According to the Family Violence Prevention Fund, approximately 1 in 3 adolescent girls in the U.S. has been physically, emotionally or verbally abused by a partner. One in three, folks. As in, if you have three daughters, one of them has been pushed around by her boyfriend (or girlfriend). And nearly 1 in 10 high school students has been hit, slapped or physically hurt by a partner.
Advocates against domestic and dating violence are constantly searching for answers as to why this is happening. Is it the graphically-violent video games? The casual violence we see in movies and TV? Is it that damned teen vampire series, Twilight?!?
A new study released by the University of New Hampshire suggests it’s something else entirely: stress.
According to a study of more than 14,000 students from 68 universities in 32 countries, Dr. Murray Straus, professor of sociology and co-director of the UNH Family Research Laboratory, found that the more stress experienced by students, the greater the probability they had hit a dating, cohabiting or marital partner.
Specifically, Straus and his team of researchers found that the relation between stress and violence was:
• A global phenomenon. In every country around the world, in both developed and developing nations, stressed-out partners resort to beating each other.
• A unisex phenomenon. Men are hitting women and women are hitting men.

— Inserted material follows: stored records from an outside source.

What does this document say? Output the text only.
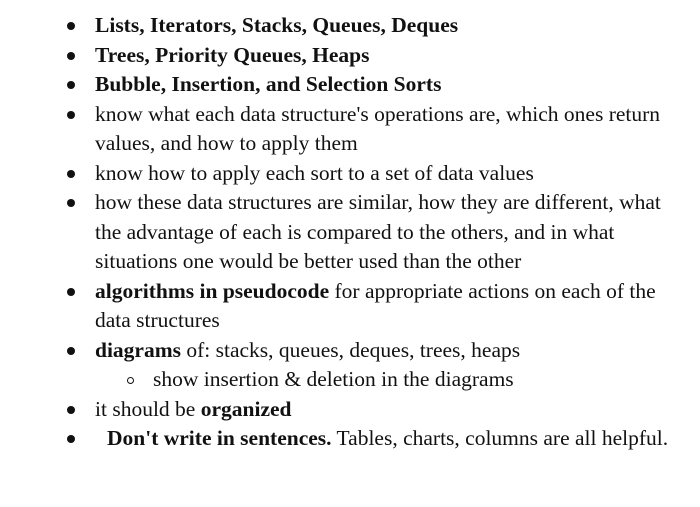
Lists, Iterators, Stacks, Queues, Deques
Trees, Priority Queues, Heaps
Bubble, Insertion, and Selection Sorts
know what each data structure's operations are, which ones return values, and how to apply them
know how to apply each sort to a set of data values
how these data structures are similar, how they are different, what the advantage of each is compared to the others, and in what situations one would be better used than the other
algorithms in pseudocode for appropriate actions on each of the data structures
diagrams of: stacks, queues, deques, trees, heaps
show insertion & deletion in the diagrams
it should be organized
Don't write in sentences. Tables, charts, columns are all helpful.
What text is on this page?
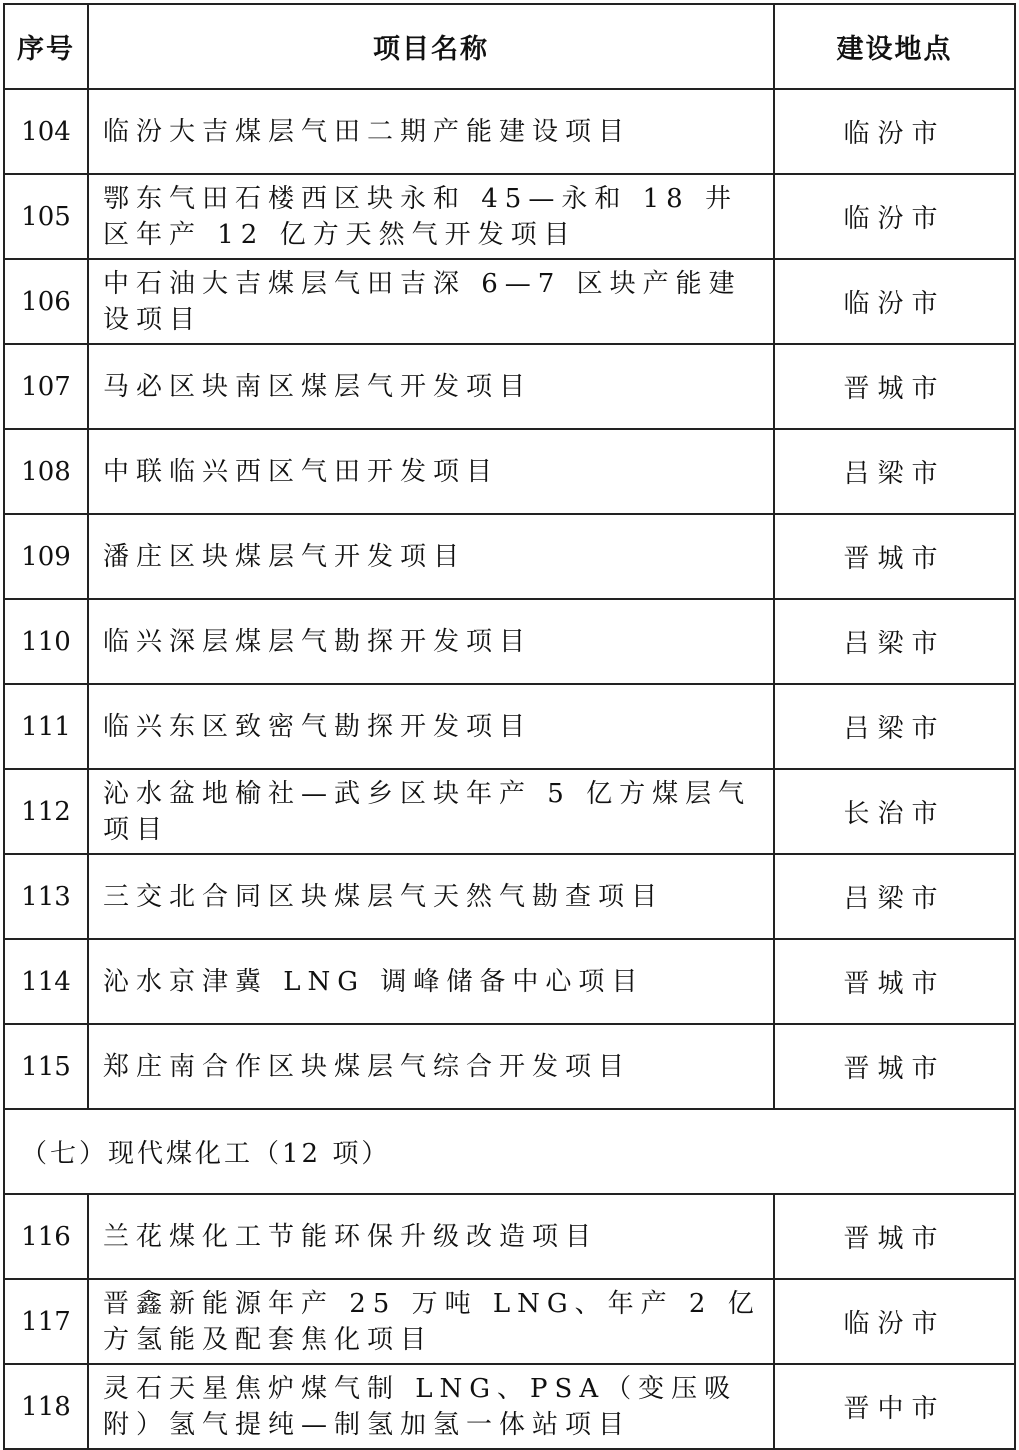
序号	项目名称	建设地点
104	临汾大吉煤层气田二期产能建设项目	临汾市
105	鄂东气田石楼西区块永和 45—永和 18 井区年产 12 亿方天然气开发项目	临汾市
106	中石油大吉煤层气田吉深 6—7 区块产能建设项目	临汾市
107	马必区块南区煤层气开发项目	晋城市
108	中联临兴西区气田开发项目	吕梁市
109	潘庄区块煤层气开发项目	晋城市
110	临兴深层煤层气勘探开发项目	吕梁市
111	临兴东区致密气勘探开发项目	吕梁市
112	沁水盆地榆社—武乡区块年产 5 亿方煤层气项目	长治市
113	三交北合同区块煤层气天然气勘查项目	吕梁市
114	沁水京津冀 LNG 调峰储备中心项目	晋城市
115	郑庄南合作区块煤层气综合开发项目	晋城市
（七）现代煤化工（12 项）		
116	兰花煤化工节能环保升级改造项目	晋城市
117	晋鑫新能源年产 25 万吨 LNG、年产 2 亿方氢能及配套焦化项目	临汾市
118	灵石天星焦炉煤气制 LNG、PSA（变压吸附）氢气提纯—制氢加氢一体站项目	晋中市
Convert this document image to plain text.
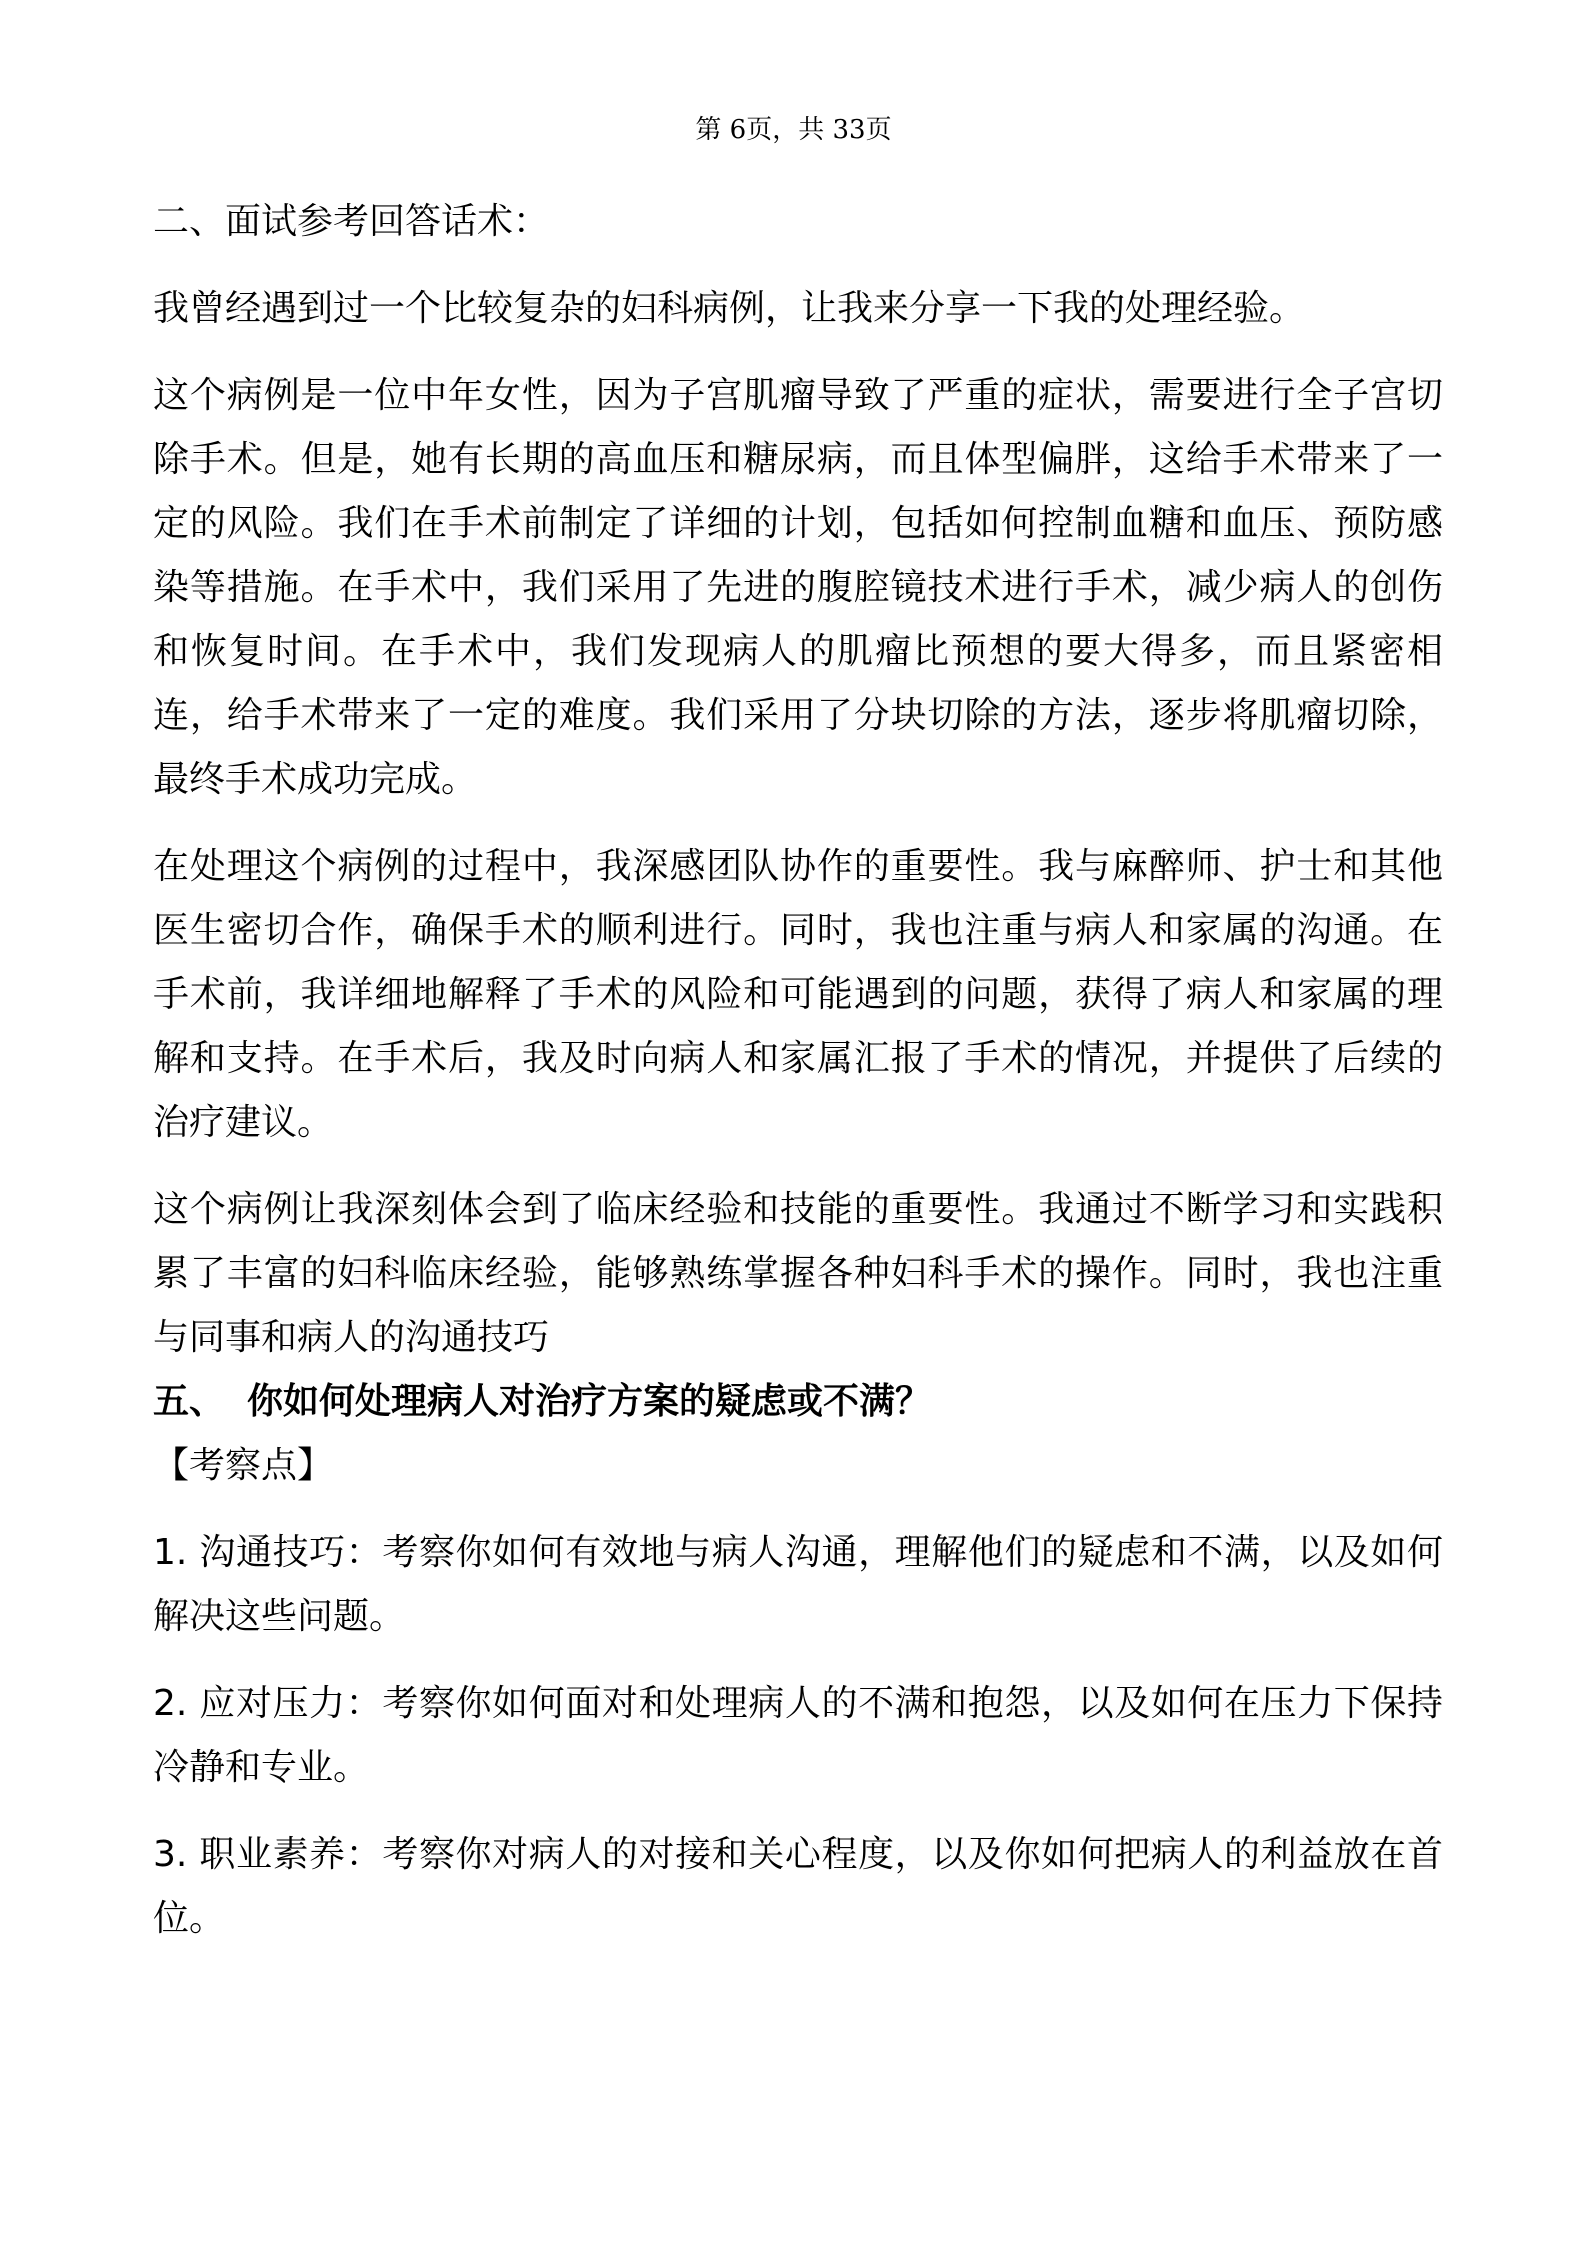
第 6页，共 33页

二、面试参考回答话术：

我曾经遇到过一个比较复杂的妇科病例，让我来分享一下我的处理经验。

这个病例是一位中年女性，因为子宫肌瘤导致了严重的症状，需要进行全子宫切除手术。但是，她有长期的高血压和糖尿病，而且体型偏胖，这给手术带来了一定的风险。我们在手术前制定了详细的计划，包括如何控制血糖和血压、预防感染等措施。在手术中，我们采用了先进的腹腔镜技术进行手术，减少病人的创伤和恢复时间。在手术中，我们发现病人的肌瘤比预想的要大得多，而且紧密相连，给手术带来了一定的难度。我们采用了分块切除的方法，逐步将肌瘤切除，最终手术成功完成。

在处理这个病例的过程中，我深感团队协作的重要性。我与麻醉师、护士和其他医生密切合作，确保手术的顺利进行。同时，我也注重与病人和家属的沟通。在手术前，我详细地解释了手术的风险和可能遇到的问题，获得了病人和家属的理解和支持。在手术后，我及时向病人和家属汇报了手术的情况，并提供了后续的治疗建议。

这个病例让我深刻体会到了临床经验和技能的重要性。我通过不断学习和实践积累了丰富的妇科临床经验，能够熟练掌握各种妇科手术的操作。同时，我也注重与同事和病人的沟通技巧

五、 你如何处理病人对治疗方案的疑虑或不满？

【考察点】

1. 沟通技巧：考察你如何有效地与病人沟通，理解他们的疑虑和不满，以及如何解决这些问题。

2. 应对压力：考察你如何面对和处理病人的不满和抱怨，以及如何在压力下保持冷静和专业。

3. 职业素养：考察你对病人的对接和关心程度，以及你如何把病人的利益放在首位。
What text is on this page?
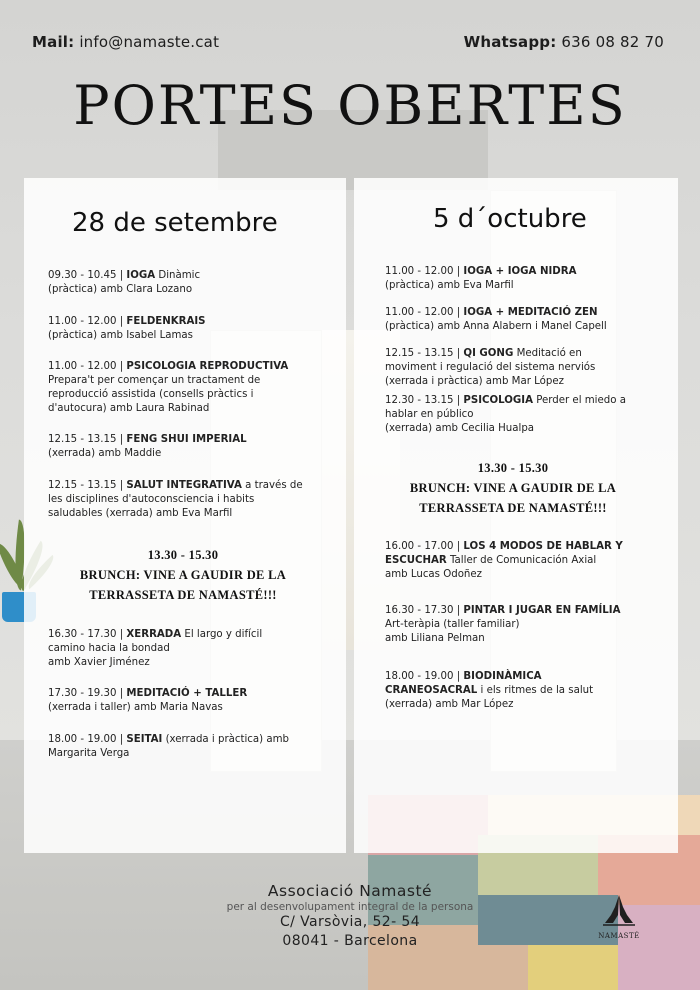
Mail: info@namaste.cat	Whatsapp: 636 08 82 70
PORTES OBERTES
28 de setembre
09.30 - 10.45 | IOGA Dinàmic
(pràctica) amb Clara Lozano
11.00 - 12.00 | FELDENKRAIS
(pràctica) amb Isabel Lamas
11.00 - 12.00 | PSICOLOGIA REPRODUCTIVA
Prepara't per començar un tractament de
reproducció assistida (consells pràctics i
d'autocura) amb Laura Rabinad
12.15 - 13.15 | FENG SHUI IMPERIAL
(xerrada) amb Maddie
12.15 - 13.15 | SALUT INTEGRATIVA a través de
les disciplines d'autoconsciencia i habits
saludables (xerrada) amb Eva Marfil
13.30 - 15.30
BRUNCH: VINE A GAUDIR DE LA
TERRASSETA DE NAMASTÉ!!!
16.30 - 17.30 | XERRADA El largo y difícil
camino hacia la bondad
amb Xavier Jiménez
17.30 - 19.30 | MEDITACIÓ + TALLER
(xerrada i taller) amb Maria Navas
18.00 - 19.00 | SEITAI (xerrada i pràctica) amb
Margarita Verga
5 d´octubre
11.00 - 12.00 | IOGA + IOGA NIDRA
(pràctica) amb Eva Marfil
11.00 - 12.00 | IOGA + MEDITACIÓ ZEN
(pràctica) amb Anna Alabern i Manel Capell
12.15 - 13.15 | QI GONG Meditació en
moviment i regulació del sistema nerviós
(xerrada i pràctica) amb Mar López
12.30 - 13.15 | PSICOLOGIA Perder el miedo a
hablar en público
(xerrada) amb Cecilia Hualpa
13.30 - 15.30
BRUNCH: VINE A GAUDIR DE LA
TERRASSETA DE NAMASTÉ!!!
16.00 - 17.00 | LOS 4 MODOS DE HABLAR Y
ESCUCHAR Taller de Comunicación Axial
amb Lucas Odoñez
16.30 - 17.30 | PINTAR I JUGAR EN FAMÍLIA
Art-teràpia (taller familiar)
amb Liliana Pelman
18.00 - 19.00 | BIODINÀMICA
CRANEOSACRAL i els ritmes de la salut
(xerrada) amb Mar López
Associació Namasté
per al desenvolupament integral de la persona
C/ Varsòvia, 52- 54
08041 - Barcelona	NAMASTÉ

• An everyday phenomenon. It’s not just major traumatic events that trigger the violence but everyday stuff like being pressured by friends to do things and/or living in housing that’s noisy or rundown.
• A ripple-effect phenomenon. The effects of stress experienced in childhood carry over to adulthood, researchers found. Students who went through the stress of being spanked or hit a lot by parents before age 12 were more likely to hit a dating partner than other students.
While it’s nice to see someone doing a study on the causes of dating and domestic violence (a term I’ve never liked since it always sounds like you’re being assaulted by your vacuum cleaner and not your partner), I have to say I’m discouraged by these findings. Especially since here in the U.S. alone, we’re stressed to the max with two wars, a recession, a health care crisis, a banking crisis, massive unemployment, global warming, and now this whole swine flu thing.
Where do we stand when it comes to the international stress-and-violence scale? According to the research, the U.S. is #12 out of 32 countries on the highest to lowest stressful conditions list (Taiwan, South Korea and China are the top three). And we’re #17 out of 32 on the overall assault rate list (Iran, Mexico and Great Britain top the chart). FYI, the least likely place to get beat up by a partner appears to be Sweden, which comes in at the bottom of both the overall assault and overall serious assault rate list and is near the end of the stressed-out countries queue, as well.
I suppose the good news in all this is that thanks to the education and awareness efforts of groups like the Family Violence Prevention Fund and Break the Cycle, more and more people are learning about dating violence and its growing prevalence among teens. Which means more and more people are working hard to punch its lights out, kick it to the curb, stop it once and for all.
Considering the extent to which casual violence permeates our culture, our entertainment and even our language, though, we’ve got our work cut out for us.